Earfquake!

Nice big earthquake just now. 6.0 in the north bay. The house was a-creaking enough to wake me up.

Oh man, that was a good one. Woke me up good. A good rumble, woke up when it was strong and it lasted for a good 10-15 seconds after. Didn’t seem like a jolt like all the previous ones I’ve felt here. That was… interesting. Best way to describe it would be a good roll of thunder that just kept rumbling.

— Alan

It rolled on for a good little while. It’s hard to judge in the moment, but the hanging lamps were swinging pretty good by the end of it.

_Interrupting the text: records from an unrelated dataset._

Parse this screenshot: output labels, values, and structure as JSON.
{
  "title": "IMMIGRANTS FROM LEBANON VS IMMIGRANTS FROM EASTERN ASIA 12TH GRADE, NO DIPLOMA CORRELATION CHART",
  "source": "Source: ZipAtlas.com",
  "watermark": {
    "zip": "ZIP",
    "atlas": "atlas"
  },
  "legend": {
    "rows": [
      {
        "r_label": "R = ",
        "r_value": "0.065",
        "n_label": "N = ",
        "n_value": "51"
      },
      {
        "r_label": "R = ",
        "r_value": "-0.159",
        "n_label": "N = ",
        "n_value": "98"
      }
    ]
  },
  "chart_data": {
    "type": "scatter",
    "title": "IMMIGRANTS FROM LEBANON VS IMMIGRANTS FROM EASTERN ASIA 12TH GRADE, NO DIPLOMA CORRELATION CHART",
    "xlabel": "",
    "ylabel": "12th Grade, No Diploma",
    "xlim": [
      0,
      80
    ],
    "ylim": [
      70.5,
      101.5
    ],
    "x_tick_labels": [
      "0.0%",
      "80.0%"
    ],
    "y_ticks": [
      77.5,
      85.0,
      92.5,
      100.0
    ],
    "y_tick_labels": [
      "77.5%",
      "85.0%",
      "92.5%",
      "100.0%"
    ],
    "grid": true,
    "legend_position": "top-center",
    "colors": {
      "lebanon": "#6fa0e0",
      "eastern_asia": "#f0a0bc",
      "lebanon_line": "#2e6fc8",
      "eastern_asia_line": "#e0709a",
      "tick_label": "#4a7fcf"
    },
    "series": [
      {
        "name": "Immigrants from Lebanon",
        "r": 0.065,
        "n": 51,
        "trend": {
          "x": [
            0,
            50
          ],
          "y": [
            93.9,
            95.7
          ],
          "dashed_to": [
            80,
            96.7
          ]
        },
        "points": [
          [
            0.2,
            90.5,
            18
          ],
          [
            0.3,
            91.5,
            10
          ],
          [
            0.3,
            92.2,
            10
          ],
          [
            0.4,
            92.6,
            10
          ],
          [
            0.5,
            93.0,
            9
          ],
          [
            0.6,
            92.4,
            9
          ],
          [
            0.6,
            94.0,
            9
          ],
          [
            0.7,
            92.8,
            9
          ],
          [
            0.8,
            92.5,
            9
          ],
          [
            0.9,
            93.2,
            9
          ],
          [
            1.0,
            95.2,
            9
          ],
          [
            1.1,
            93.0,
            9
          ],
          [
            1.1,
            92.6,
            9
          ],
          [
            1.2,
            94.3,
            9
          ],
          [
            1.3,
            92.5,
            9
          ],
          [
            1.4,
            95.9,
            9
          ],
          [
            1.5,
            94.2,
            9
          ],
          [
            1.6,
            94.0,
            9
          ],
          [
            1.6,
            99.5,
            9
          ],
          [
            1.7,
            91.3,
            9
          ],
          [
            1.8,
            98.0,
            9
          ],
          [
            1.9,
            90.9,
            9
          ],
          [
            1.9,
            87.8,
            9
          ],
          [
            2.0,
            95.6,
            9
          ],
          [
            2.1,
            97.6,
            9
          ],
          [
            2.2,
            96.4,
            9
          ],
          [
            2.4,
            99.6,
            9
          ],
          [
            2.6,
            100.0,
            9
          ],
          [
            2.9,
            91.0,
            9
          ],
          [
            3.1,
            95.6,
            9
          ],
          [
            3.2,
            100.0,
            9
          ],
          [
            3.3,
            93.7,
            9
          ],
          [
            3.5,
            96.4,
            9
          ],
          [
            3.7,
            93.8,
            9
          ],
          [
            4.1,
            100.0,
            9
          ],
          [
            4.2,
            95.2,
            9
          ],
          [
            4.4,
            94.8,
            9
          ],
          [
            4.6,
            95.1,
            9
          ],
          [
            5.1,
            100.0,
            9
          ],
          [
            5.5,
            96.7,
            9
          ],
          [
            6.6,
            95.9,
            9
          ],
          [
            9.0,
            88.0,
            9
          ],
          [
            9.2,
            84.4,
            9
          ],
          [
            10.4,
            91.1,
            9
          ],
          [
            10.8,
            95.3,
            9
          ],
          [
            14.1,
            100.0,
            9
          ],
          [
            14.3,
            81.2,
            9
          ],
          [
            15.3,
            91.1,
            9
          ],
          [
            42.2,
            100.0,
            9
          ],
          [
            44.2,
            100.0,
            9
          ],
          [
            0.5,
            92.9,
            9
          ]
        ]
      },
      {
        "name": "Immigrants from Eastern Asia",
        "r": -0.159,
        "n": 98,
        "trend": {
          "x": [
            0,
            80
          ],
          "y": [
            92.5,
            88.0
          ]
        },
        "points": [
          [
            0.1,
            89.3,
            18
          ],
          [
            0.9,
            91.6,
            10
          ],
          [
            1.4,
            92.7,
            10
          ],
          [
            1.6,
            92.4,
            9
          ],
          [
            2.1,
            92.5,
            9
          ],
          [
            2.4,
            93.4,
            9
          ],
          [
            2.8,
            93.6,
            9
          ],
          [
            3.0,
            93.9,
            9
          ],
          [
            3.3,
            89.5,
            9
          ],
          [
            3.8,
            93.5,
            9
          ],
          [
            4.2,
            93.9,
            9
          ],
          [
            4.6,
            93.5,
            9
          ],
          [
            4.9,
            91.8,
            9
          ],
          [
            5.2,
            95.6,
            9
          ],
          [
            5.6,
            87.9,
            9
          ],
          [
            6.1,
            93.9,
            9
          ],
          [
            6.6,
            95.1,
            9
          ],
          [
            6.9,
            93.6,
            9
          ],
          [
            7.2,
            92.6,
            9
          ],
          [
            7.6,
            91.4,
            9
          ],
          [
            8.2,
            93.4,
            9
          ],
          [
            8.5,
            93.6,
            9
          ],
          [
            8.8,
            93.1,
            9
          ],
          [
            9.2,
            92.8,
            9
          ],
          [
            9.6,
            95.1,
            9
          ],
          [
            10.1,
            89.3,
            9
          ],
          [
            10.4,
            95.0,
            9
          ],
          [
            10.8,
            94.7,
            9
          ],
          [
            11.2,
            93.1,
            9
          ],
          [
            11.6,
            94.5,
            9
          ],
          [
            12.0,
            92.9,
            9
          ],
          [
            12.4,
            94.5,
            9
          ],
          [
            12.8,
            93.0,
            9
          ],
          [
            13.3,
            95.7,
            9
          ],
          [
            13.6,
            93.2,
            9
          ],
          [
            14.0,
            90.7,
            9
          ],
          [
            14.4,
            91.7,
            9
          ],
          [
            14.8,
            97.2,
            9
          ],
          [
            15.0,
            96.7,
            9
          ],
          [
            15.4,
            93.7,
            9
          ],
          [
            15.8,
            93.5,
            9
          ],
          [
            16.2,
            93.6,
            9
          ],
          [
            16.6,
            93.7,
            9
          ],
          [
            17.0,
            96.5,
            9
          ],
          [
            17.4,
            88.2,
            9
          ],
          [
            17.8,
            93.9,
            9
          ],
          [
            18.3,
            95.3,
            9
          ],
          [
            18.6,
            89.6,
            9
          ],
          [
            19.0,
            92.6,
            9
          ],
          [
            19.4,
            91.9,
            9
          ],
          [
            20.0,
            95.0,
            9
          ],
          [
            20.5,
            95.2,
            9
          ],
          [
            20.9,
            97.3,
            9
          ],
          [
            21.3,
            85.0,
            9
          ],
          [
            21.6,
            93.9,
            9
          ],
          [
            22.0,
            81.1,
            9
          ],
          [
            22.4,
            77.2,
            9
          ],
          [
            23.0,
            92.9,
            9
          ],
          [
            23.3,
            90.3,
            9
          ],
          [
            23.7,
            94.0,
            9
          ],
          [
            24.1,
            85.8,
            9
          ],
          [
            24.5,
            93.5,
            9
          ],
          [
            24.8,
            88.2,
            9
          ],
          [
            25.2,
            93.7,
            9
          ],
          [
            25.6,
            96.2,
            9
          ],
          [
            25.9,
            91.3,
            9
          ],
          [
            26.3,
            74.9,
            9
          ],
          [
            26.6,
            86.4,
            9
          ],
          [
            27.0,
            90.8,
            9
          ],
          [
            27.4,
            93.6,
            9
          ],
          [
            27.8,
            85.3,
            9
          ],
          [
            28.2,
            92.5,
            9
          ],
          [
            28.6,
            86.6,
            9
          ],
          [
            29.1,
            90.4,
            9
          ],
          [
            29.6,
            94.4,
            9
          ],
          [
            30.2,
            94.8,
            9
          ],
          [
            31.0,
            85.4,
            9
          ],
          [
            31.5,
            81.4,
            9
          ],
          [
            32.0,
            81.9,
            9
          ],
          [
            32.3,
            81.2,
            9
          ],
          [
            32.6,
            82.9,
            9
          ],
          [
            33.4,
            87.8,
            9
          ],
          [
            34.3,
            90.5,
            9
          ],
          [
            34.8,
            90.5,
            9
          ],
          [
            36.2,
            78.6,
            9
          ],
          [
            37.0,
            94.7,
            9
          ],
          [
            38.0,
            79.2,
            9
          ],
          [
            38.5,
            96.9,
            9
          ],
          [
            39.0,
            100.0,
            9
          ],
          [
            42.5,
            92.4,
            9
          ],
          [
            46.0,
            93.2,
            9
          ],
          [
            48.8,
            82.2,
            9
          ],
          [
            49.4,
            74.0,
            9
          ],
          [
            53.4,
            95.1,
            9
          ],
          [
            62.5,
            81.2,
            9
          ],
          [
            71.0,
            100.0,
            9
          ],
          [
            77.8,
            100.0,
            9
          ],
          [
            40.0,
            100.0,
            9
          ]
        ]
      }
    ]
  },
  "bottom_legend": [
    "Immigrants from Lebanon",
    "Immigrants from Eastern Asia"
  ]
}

Definitely not a jolt, though…more of a roller. USGS says it was centered up by Napa/American Canyon.

In Sac but didn’t feel despite being awake from insomnia although it explains why the dog got out of bed and started to pace the hallway.

Fairly strong quake from CNN reports, with a few structures on fire and some minor to moderate damage near the epicenter. Still not the great quake California is overdue for, though, which I am dreading.

Not the first quake I’ve slept right through.

First quake and I’m out of town. Having the pet sitter swing by the house to check on the kitties and assess damage.

Still haven’t heard from my friend Joe. Phone goes direct to voicemail. Waiting.

Not enough to wake me up here in the south bay. Wife was awake already, though, and was able to feel it pretty clearly.

Hope everything is OK with your friend, Rich. From what I hear, there’s service outages aplenty, so hopefully that’s what’s up.

A earthquake is just a glitch in the matrix when they move a city to other place of the map.

Do you know Los Angeles was a isle on the Atlantic sea? Go check GTA:San Andreas sometimes, specially the borders of the map.

A little 3.3 right off the coast of Palos Verdes gave us a jolt last night - not quite a 6.0!

Oh hmmm definitely didn’t feel that. Seems to be that we won’t feel the ~3.x magnitude quakes in that region from the city, but if they’re in one of the bays we would (as I recall the last significant double-event from a few years ago).

— Alan

The United States Geologic Survey released a new study indicating that the chance of California suffering a 8.0+ earthquake over the next thirty years is now seven percent.

These odds are better than the one hundred percent chance of the imminent California-destroying quake I learned about when I was a boy. Of course, that quake would occur almost simultaneously with nuclear war against the Soviets. It turned out that neither event would happen. But my sister is moving to San Francisco soon, so I’m worried for her.

It’s been a generation since the last really big quake in the area (Northridge '94). How often do you Californians drill and prep for a big earthquake nowadays?

Not too sure about drilling, but there’s usually an Earthquake Awareness Week type of event throughout the state once a year or so.

Yeah, time to work a bit more on my earthquake kit(s).

— Alan

Man, that’s scary. We need to make an earthquake kit!

Where I live in California we don’t really feel the big ones. Both the Northridge and SF quakes (1989?) were not felt here. So we don’t do drills.

Fact is the south and east get hit by hurricanes much more often and they do much more damage than earthquakes here. Of course a big one in downtown LA or SF would be bad, but in both the above cases they recovered fairly quickly.

I didn’t see any threads or posts about this. There was a major major earthquake in Nepal: 7.8 on the Richter scale and large enough to be felt an Tibet, Pakistan, and India.

2600 dead including more than a thousand just in Kathmandu.

In addition to the normal terribleness there is also the plight of climbers and Sherpas on Mount Everest. Basecamp was halfway wiped out by an avalanche, a route called the Khumbu Icefall is destroyed, and anyone higher on the mountain will need a helicopter to get out. 200 reported missing at Basecamp. Tremors, landslides, and avalanches are ongoing.

There aren’t many remote villages from which we have heard no word.

base camp hit by avalanche:

Man, we midwesterners are such wusses about earthquakes. There was a 4.2 today near Kalamazoo here in west Michigan, and the local news put up “breaking news” alerts and posted stuff all over social media about it. Probably get a bigger rumble under your feet from a truck passing on the highway than from that little quake.

I can’t even imagine what would happen if the New Madrid fault ever lets go.